Effect of different structures fabricated by additive manufacturing on bone ingrowth.

Abstract

To study the effects of different structures (solid/hollow) and pore diameters (300/600μm) on bone ingrowth. Porous titanium alloy scaffolds (3.2 * 10.5mm) were printed using electron beam melting. The implants were divided into either Hollow or Solid Group. The upper half of each implant was printed with a pore diameter of 600μm while the bottom half was printed with a pore diameter of 300μm. Visualization of the structural morphology was done using Scanning Electron Microscope (SEM). Cell proliferation was evaluated with the cell counting kit-8 assay and live/dead staining assay. The different lateral femoral condyles of 15 New Zealand rabbits were implanted with different groups of scaffolds. The rabbits were randomly sacrificed at the 4th, 8th, and 12thweek postoperatively. Bone mineral density (BMD) and bone volume fraction (BV/TV) evaluation was completed by quantitative Micro-Computed Tomography (Micro-CT).
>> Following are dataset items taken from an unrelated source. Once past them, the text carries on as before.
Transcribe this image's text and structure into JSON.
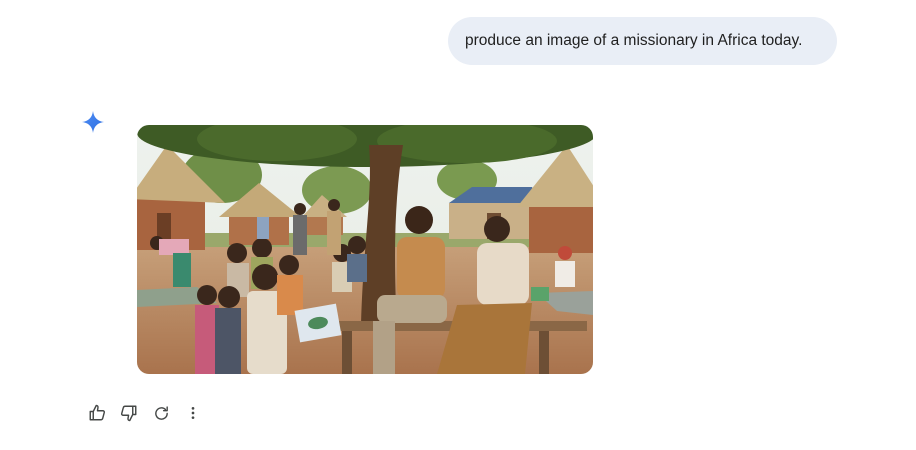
{
  "conversation": {
    "user_prompt": "produce an image of a missionary in Africa today."
  },
  "response": {
    "assistant_icon": "gemini-sparkle-icon",
    "image_alt": "A woman sitting on a bench under a tree with an elderly woman, surrounded by children in an African village with thatched huts",
    "actions": [
      {
        "name": "thumbs-up-icon"
      },
      {
        "name": "thumbs-down-icon"
      },
      {
        "name": "regenerate-icon"
      },
      {
        "name": "more-options-icon"
      }
    ]
  },
  "colors": {
    "bubble_bg": "#e9eef6",
    "text": "#1f1f1f",
    "icon": "#444746",
    "gemini_blue": "#4285f4"
  }
}
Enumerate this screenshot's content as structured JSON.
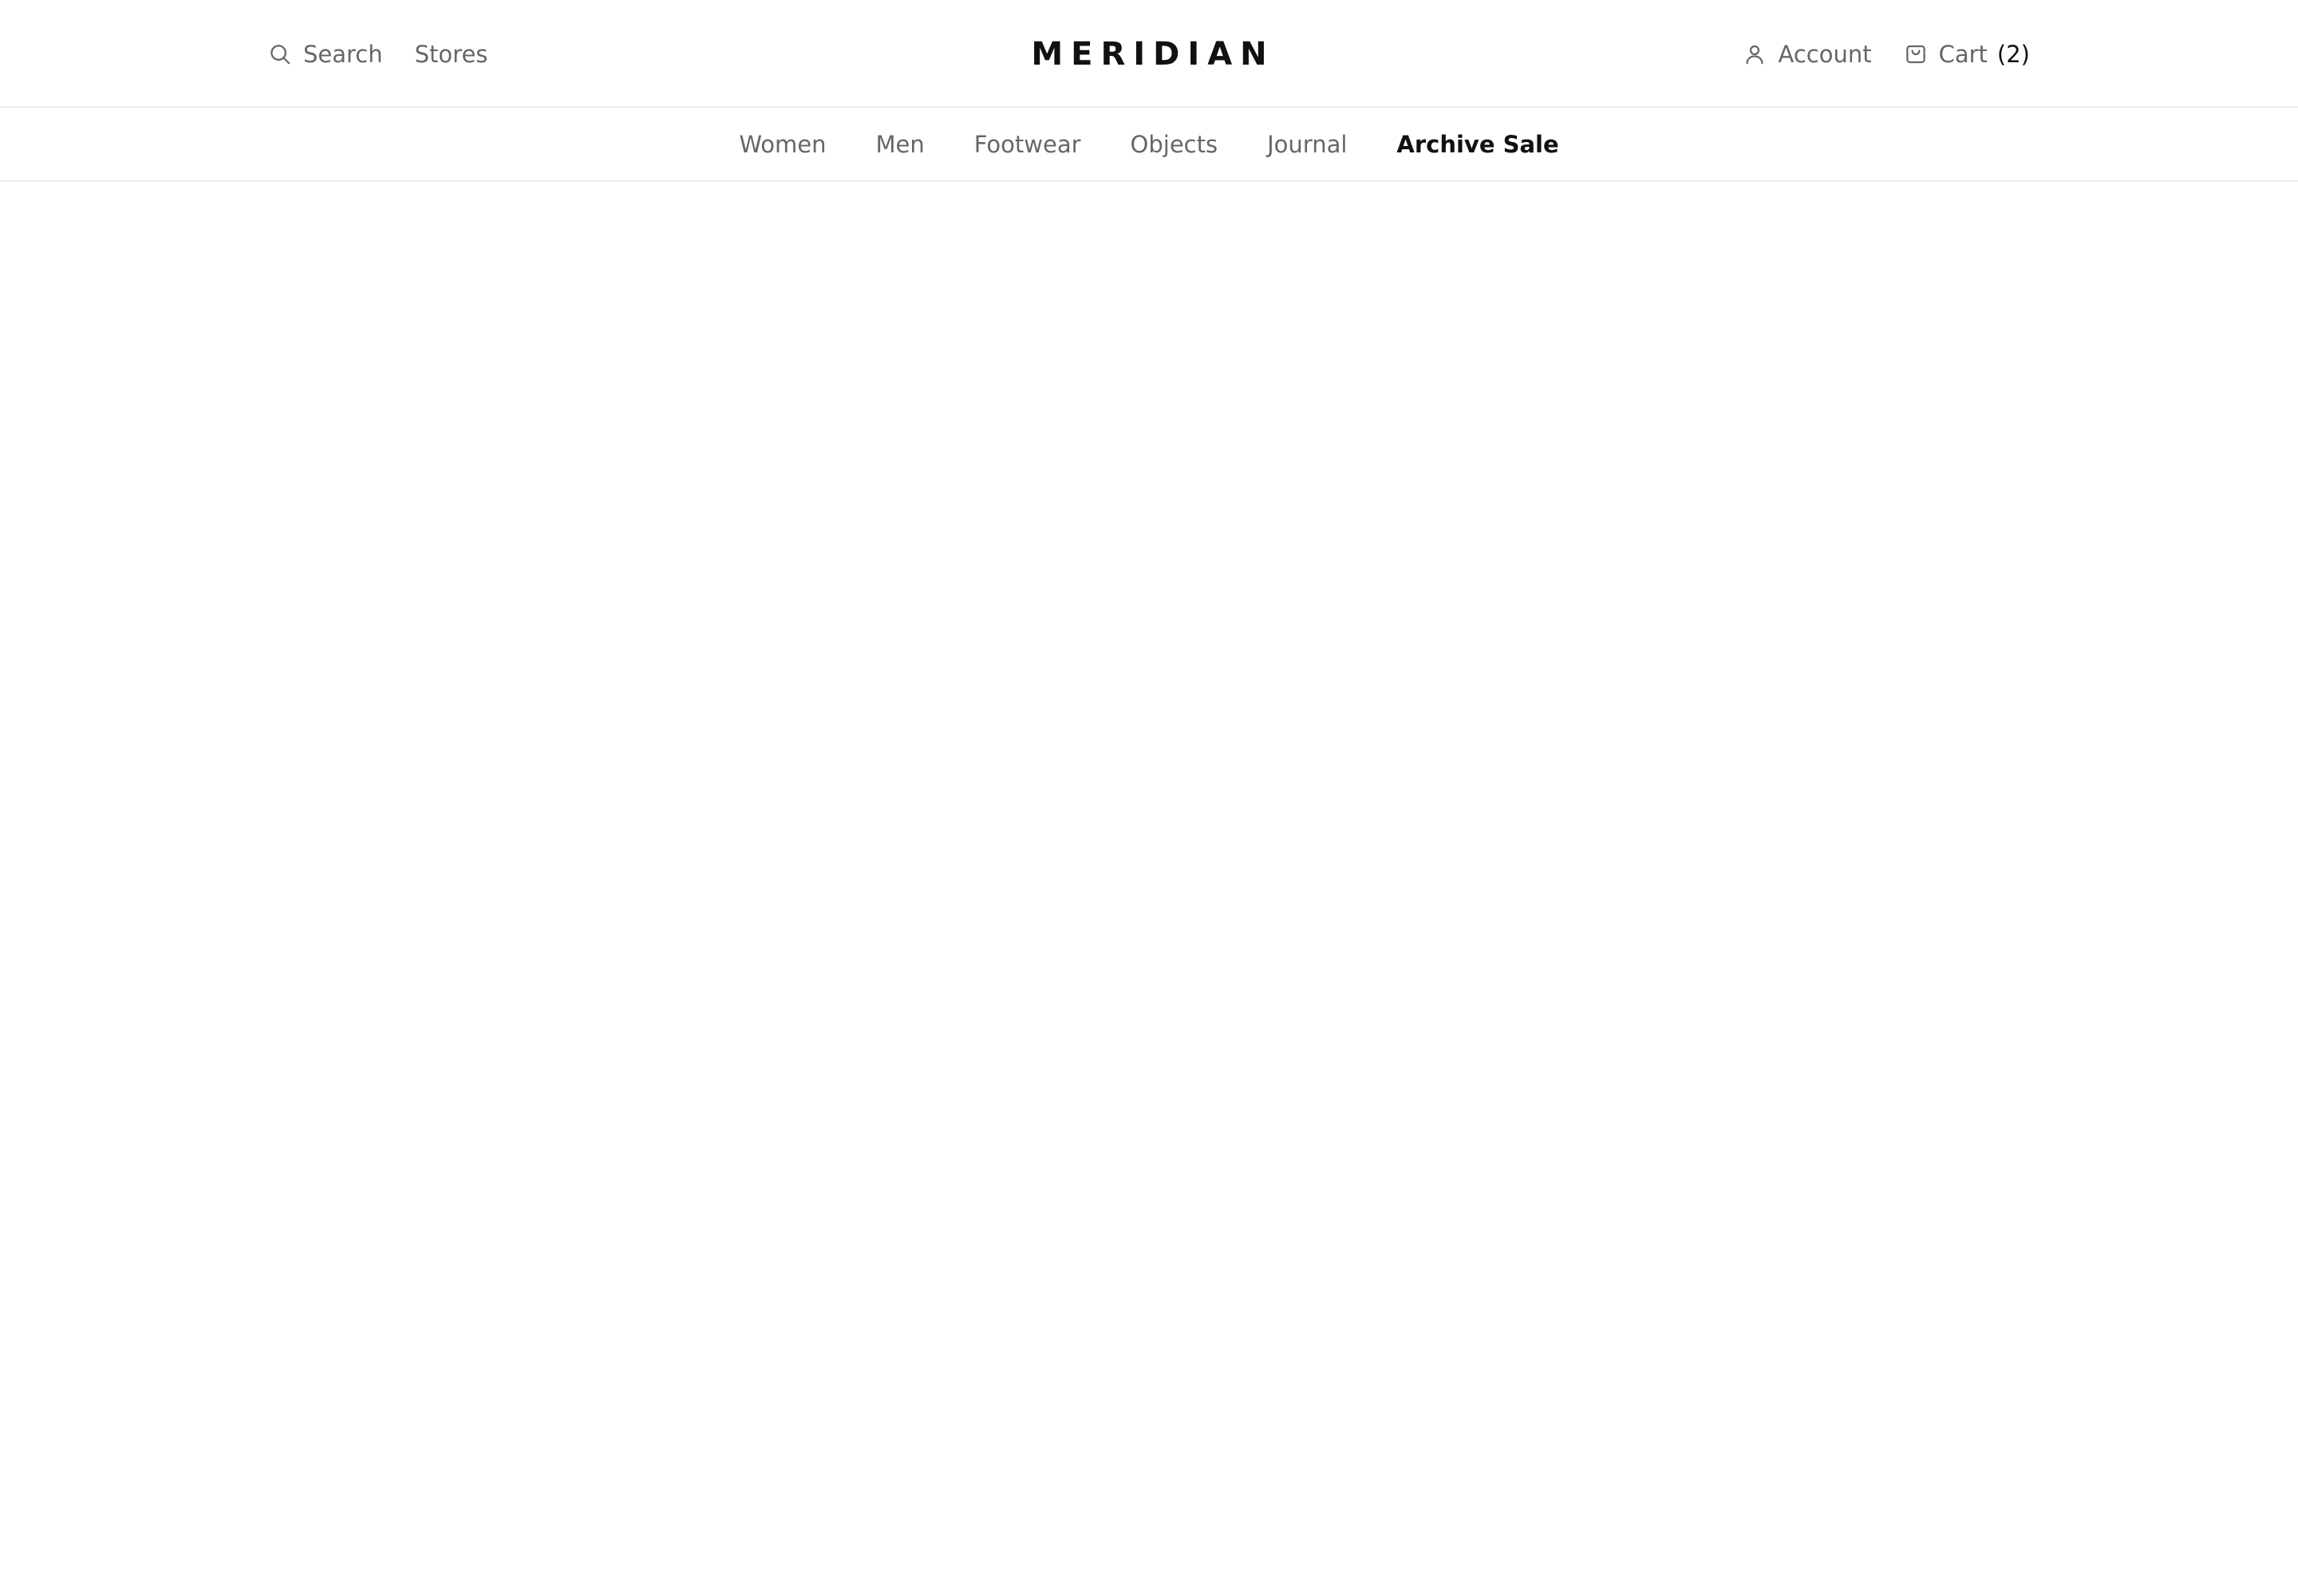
{
  "brand": {
    "name": "MERIDIAN"
  },
  "header": {
    "search_label": "Search",
    "stores_label": "Stores",
    "account_label": "Account",
    "cart_label": "Cart",
    "cart_count": "(2)"
  },
  "nav": {
    "items": [
      {
        "label": "Women",
        "active": false
      },
      {
        "label": "Men",
        "active": false
      },
      {
        "label": "Footwear",
        "active": false
      },
      {
        "label": "Objects",
        "active": false
      },
      {
        "label": "Journal",
        "active": false
      },
      {
        "label": "Archive Sale",
        "active": true
      }
    ]
  },
  "icons": {
    "search": "search-icon",
    "account": "user-icon",
    "cart": "shopping-bag-icon"
  },
  "colors": {
    "background": "#ffffff",
    "text_muted": "#666666",
    "text_strong": "#111111",
    "divider": "#ececec"
  }
}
Tissue histology were stained with toluidine blue to observe bone ingrowth under an optical microscope, and the percentage of new bone area were calculated using Image Pro-Plus 6.0. SEM images showed a significant decrease in residual powder in the hollow implant and cell studies showed no obvious cytotoxicity for the Ti6Al4V scaffolds. Micro-CT reconstruction revealed high levels of new bone formation around the scaffolds. The trabeculae around the implants showed a gradual increase with each week, and new bone filled the scaffold pores gradually. BMD, BV/TV, and tissue histology revealed the 300μm pore diameter is more conducive to bone ingrowth than the 600μm (p < .05). Our study revealed that Ti6Al4V implants with hollow structure could reduce the residual metal powder and implants with 300μm pore diameter were more effective on bone formation than a 600μm.